While nesting the male gives the female a "tee-chh, tee-chh" and she responds with "chh-chh"

== Reproduction ==
The Madagascar Flufftail engages in its nesting activities at different times of the year depending on the geographical region. In the northeastern (NE) part of its habitat, nesting typically takes place in February, coinciding with the local wet season from November to April. Conversely, in the southern part of Madagascar, nesting is observed in October, aligning with the local wet season there. There is also a likelihood of nesting occurring in September and possibly even in July.

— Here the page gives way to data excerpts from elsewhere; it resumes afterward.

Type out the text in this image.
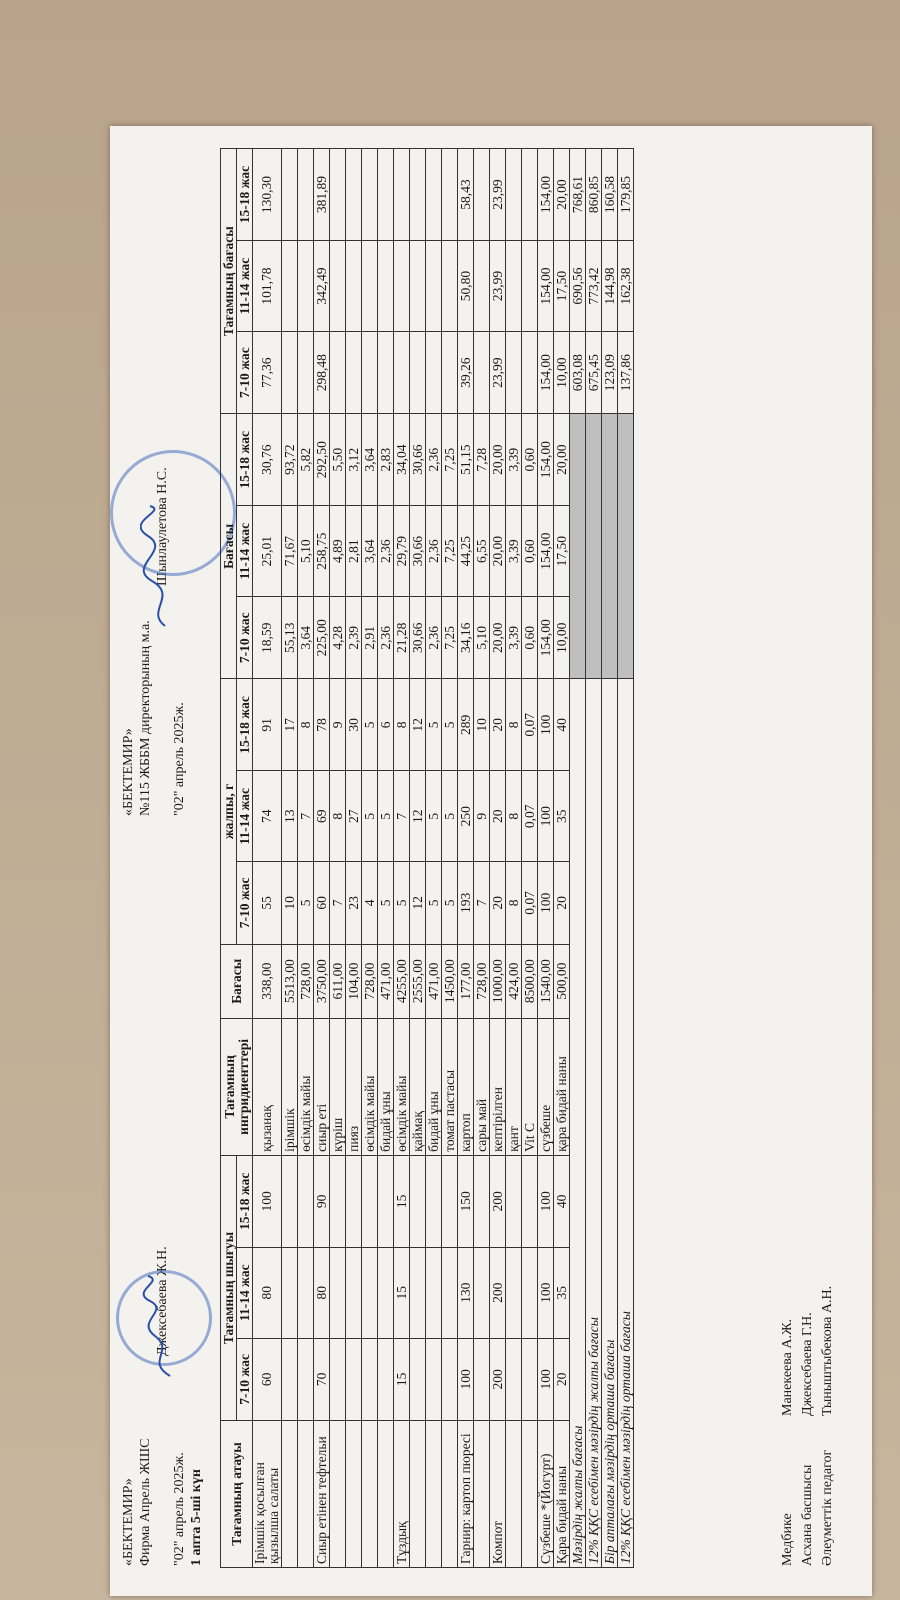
«БЕКТЕМИР» Фирма Апрель ЖШС
Джексебаева Ж.Н.
"02" апрель 2025ж. 1 апта 5-ші күн
«БЕКТЕМИР» №115 ЖББМ директорының м.а.
Шынлаулетова Н.С.
"02" апрель 2025ж.
Тағамның атауы	Тағамның шығуы			Тағамның ингридиенттері	Бағасы	жалпы, г			Бағасы			Тағамның бағасы		
	7-10 жас	11-14 жас	15-18 жас			7-10 жас	11-14 жас	15-18 жас	7-10 жас	11-14 жас	15-18 жас	7-10 жас	11-14 жас	15-18 жас
Ірімшік қосылған қызылша салаты	60	80	100	қызанақ	338,00	55	74	91	18,59	25,01	30,76	77,36	101,78	130,30
				ірімшік	5513,00	10	13	17	55,13	71,67	93,72			
				өсімдік майы	728,00	5	7	8	3,64	5,10	5,82			
Сиыр етінен тефтельи	70	80	90	сиыр еті	3750,00	60	69	78	225,00	258,75	292,50	298,48	342,49	381,89
				күріш	611,00	7	8	9	4,28	4,89	5,50			
				пияз	104,00	23	27	30	2,39	2,81	3,12			
				өсімдік майы	728,00	4	5	5	2,91	3,64	3,64			
				бидай ұны	471,00	5	5	6	2,36	2,36	2,83			
Тұздық	15	15	15	өсімдік майы	4255,00	5	7	8	21,28	29,79	34,04			
				қаймақ	2555,00	12	12	12	30,66	30,66	30,66			
				бидай ұны	471,00	5	5	5	2,36	2,36	2,36			
				томат пастасы	1450,00	5	5	5	7,25	7,25	7,25			
Гарнир: картоп пюресі	100	130	150	картоп	177,00	193	250	289	34,16	44,25	51,15	39,26	50,80	58,43
				сары май	728,00	7	9	10	5,10	6,55	7,28			
Компот	200	200	200	кептірілген	1000,00	20	20	20	20,00	20,00	20,00	23,99	23,99	23,99
				қант	424,00	8	8	8	3,39	3,39	3,39			
				Vit C	8500,00	0,07	0,07	0,07	0,60	0,60	0,60			
Сүзбеше *(Йогурт)	100	100	100	сүзбеше	1540,00	100	100	100	154,00	154,00	154,00	154,00	154,00	154,00
Қара бидай наны	20	35	40	қара бидай наны	500,00	20	35	40	10,00	17,50	20,00	10,00	17,50	20,00
Мәзірдің жалпы бағасы												603,08	690,56	768,61
12% ҚҚС есебімен мәзірдің жалпы бағасы												675,45	773,42	860,85
Бір апталағы мәзірдің орташа бағасы												123,09	144,98	160,58
12% ҚҚС есебімен мәзірдің орташа бағасы												137,86	162,38	179,85
МедбикеМанекеева А.Ж.
Асхана басшысыДжексебаева Г.Н.
Әлеуметтік педагогТыныштыбекова А.Н.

This avian species is known for its distinctive nesting behavior. Unlike many, the Madagascar Flufftail opts to create a unique domed nest. These nests can be found on the ground, or elevated at heights of up to 160 centimeters above the ground.

== Habitat ==
This species is known for its capacity to live in different habitats. It has a preference for grasslands, frequently inhabiting the edges and clearings of both undisturbed and degraded forest areas. Additionally, it readily adapts to secondary bush environments, characterized by the presence of large ferns and thick grasses. Although not documented in cassava fields, it has been observed in regions of intense cultivation. Moreover, this species can be encountered on the forest floor, highlighting its adaptability to various forest ecosystems. It is also known to flourish in marsh environments, often coexisting with tall grasses, reeds, sedges, and occasionally even rice paddies. Its habitat range spans from sea level to elevations as high as 2300 meters."